Everyday Economics: The countdown to rate cuts has begun, for real this time


The headline CPI in May was unchanged from the prior month. The annual increase in the CPI is now 3.3%, easing from 3.4% in April. Core CPI advanced 0.16% on the month, down from 0.29% in April. Annual core inflation eased to 3.4% from 3.6% in April. The PPI, which measures changes in the selling prices received by domestic producers, fell in May.

The latest numbers suggest the Federal Reserve’s preferred inflation gauge – the Personal Consumption Expenditures (PCE) Price Index – is likely to continue inching closer to the Fed’s two-percent inflation target. This move would represent a faster descent than the Federal Open Market Committee’s (FOMC) own projections.

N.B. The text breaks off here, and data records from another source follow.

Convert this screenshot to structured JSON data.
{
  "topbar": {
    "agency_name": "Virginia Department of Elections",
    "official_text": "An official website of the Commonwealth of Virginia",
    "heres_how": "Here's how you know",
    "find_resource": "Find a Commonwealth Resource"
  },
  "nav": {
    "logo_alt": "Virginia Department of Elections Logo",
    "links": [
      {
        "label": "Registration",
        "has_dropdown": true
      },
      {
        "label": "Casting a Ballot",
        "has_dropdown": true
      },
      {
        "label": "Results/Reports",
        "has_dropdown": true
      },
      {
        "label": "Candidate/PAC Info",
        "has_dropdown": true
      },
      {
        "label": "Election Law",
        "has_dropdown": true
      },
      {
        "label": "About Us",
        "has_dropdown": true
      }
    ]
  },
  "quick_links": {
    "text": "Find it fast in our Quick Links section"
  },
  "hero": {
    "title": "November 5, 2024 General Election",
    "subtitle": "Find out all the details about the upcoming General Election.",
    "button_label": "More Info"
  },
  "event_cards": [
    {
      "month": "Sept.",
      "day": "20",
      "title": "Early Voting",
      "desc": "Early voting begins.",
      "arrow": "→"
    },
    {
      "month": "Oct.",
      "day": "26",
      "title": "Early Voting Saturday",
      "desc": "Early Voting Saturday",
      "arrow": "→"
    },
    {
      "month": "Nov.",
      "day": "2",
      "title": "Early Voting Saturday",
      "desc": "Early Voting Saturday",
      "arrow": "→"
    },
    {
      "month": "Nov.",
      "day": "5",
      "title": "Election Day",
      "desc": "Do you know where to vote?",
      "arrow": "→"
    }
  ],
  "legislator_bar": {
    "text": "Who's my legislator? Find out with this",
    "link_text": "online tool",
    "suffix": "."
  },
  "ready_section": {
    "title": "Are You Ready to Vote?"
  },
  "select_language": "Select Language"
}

After an uptick in the first quarter, inflation is now moderating faster than expected.

Look out for this week’s updates on retail sales, homebuilder confidence and new construction.

Retail sales are expected to continue to ease. With little or no pandemic excess savings left, inflation fatigue, and the high-for-longer interest rate environment, consumer spending is likely to moderate further. While homeowners with near record home equity and those with a ton of financial wealth – a benefit of rising stock prices – still have healthy balance sheets, younger households, especially renters may be treading water. The latest New York Fed Household Debt and Credit Report indicates rising delinquency rates are more concentrated among younger households – Gen Z and younger Millennials.